Canadian currency: Do you know these women?
The Bank of Canada is about to put the first woman who's not called Her Royal Majesty on its currency.
You may not have heard of her, but you are about to see her face everywhere.
After whittling 461 eligible nominees down to just five, the Bank of Canada announced its short list for the honour: Viola Desmond, E Pauline Johnson, Elizabeth MacGill, Fanny Rosenfeld and Idola Saint-Jean.
None are household names in Canada, let alone outside of Canada, though all have auspicious biographies.
Desmond fought against discrimination when she refused to sit in the "black" section of a movie theatre in 1946.
Johnson, the daughter of a Mohawk chief, became a cultural ambassador for Canada through her poetry tours across the US and England at the turn of the 20th Century.
MacGill was the first woman to receive an electrical engineering degree in 1927 from the University of Toronto and helped build the Hawker Hurricane fighter plane used in WWII.
Saint-Jean helped obtain the right for women to vote in Quebec in 1940.
Rosenfeld was an Olympian who won a silver medal for the 100-metre dash in the 1928 Amsterdam Olympics.
The winner will be revealed during a live ceremony on 8 December, along with the value of the bill she'll inhabit once the currency goes into circulation sometime in 2018.
The move to put a Canadian woman on a banknote was first heralded by Prime Minister Justin Trudeau on Women's Day in March.
Canada had intended to put an image of the five famous suffragettes who fought for women to be allowed to be appointed to the Senate on the back of the $50 bill, but in 2011 the bill instead featured a glacier.
In the US, the $10 will have a picture of famous suffragettes on the back, while the $20 will soon feature Harriet Tubman.
In Britain, Jane Austen will appear on the new £10 note next year.
The women were selected by a panel of nine Canadians from different backgrounds.
Their mandate was to select nominees who had "broken or overcome barriers, made a significant change, left a lasting legacy, and be inspirational", according to the bank's press release.
The women had to be Canadian, not fictional - sorry, Anne of Green Gables - and they had to have been dead for 25 years or longer.
But in a repeat of the national-bird controversy, which saw a committee of "experts" pick the gray jay over the loon, the distinguished panel may have misjudged the will of the people.
The relative unknowns beat more popular contenders such as Anne of Green Gables author Lucy Maude Montgomery and Nellie McClung, Canada's most famous suffragette and the favourite to win.
"McClung was Canada's Eleanor Roosevelt, except she didn't have to start by marrying a rich politician to get there.
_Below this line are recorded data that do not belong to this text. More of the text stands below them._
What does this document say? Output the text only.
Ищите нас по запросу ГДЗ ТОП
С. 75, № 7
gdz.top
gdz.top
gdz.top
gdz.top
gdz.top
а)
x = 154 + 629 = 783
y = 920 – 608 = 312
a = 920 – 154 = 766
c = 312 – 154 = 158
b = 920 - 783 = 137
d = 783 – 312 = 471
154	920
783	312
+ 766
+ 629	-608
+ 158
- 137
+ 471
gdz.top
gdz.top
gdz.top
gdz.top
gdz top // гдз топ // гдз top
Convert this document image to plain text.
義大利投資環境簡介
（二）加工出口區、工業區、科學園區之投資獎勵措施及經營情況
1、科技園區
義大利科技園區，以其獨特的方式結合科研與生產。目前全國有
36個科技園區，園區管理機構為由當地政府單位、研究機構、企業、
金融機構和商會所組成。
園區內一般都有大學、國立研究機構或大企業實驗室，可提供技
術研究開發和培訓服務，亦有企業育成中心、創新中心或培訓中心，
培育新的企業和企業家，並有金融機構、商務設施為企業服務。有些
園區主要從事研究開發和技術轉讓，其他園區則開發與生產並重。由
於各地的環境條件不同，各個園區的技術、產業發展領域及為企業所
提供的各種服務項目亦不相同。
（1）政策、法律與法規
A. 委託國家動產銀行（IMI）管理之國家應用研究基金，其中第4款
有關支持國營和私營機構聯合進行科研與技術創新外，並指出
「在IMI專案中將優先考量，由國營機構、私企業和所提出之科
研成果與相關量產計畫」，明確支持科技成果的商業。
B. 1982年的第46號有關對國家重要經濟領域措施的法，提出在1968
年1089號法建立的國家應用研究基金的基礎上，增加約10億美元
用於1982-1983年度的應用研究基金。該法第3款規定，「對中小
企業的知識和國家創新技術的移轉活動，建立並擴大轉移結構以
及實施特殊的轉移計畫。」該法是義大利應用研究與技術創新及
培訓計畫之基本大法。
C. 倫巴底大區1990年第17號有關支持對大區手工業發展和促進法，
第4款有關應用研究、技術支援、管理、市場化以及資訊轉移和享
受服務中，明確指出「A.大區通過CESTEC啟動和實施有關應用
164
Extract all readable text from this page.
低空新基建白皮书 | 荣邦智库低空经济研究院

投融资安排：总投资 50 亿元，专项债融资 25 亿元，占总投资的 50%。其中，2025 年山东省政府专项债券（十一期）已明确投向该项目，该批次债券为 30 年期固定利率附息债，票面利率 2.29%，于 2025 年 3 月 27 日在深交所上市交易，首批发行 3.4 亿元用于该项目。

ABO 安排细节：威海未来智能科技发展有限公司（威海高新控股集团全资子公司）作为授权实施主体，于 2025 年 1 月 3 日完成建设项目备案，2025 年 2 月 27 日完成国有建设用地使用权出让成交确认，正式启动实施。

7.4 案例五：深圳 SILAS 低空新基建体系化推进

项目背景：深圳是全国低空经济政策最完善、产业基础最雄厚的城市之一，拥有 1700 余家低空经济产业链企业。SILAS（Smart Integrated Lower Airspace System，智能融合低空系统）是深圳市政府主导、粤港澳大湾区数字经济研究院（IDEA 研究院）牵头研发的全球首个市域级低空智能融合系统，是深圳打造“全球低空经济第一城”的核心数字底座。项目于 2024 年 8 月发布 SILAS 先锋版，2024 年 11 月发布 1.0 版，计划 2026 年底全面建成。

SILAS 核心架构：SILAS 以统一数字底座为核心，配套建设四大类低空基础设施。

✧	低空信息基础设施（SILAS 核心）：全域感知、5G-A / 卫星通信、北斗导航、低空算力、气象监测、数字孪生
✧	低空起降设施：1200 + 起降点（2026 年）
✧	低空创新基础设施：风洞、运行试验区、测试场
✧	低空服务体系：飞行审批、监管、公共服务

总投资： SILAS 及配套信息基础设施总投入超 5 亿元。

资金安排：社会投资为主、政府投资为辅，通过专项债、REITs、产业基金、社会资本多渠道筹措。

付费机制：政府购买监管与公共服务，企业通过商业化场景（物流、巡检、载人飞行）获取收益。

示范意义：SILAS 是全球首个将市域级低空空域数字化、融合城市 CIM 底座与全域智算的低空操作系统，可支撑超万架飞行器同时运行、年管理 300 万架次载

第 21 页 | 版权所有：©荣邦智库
McClung married some run-of-the-mill druggist known to history as 'Nellie McClung's husband,'" quipped Tristin Hopper in National Post.
While both McClung and Montgomery would have been more recognisable choices, Perdita Felicien, one of the members of the advisory council tasked with selecting the finalists, says that's not the point.
"We really wanted this list not to be a popularity contest," Ms Felicien told the BBC.
Instead, Ms Felicien says the committee spent many hours poring over names trying to find ones who "all Canadians can be proud of".
"There are so many women that have contributed to the fabric of our country that we don't know about, that aren't written about in textbooks," she says.
The Post's Mr Hopper has a rather cynical opinion about why fan-favourite McClung was left off: the paragon of feminism was also a strong supporter of eugenics.
But Ms Felicien would rather not speculate.
"I'm focusing on the women did make the list," she says.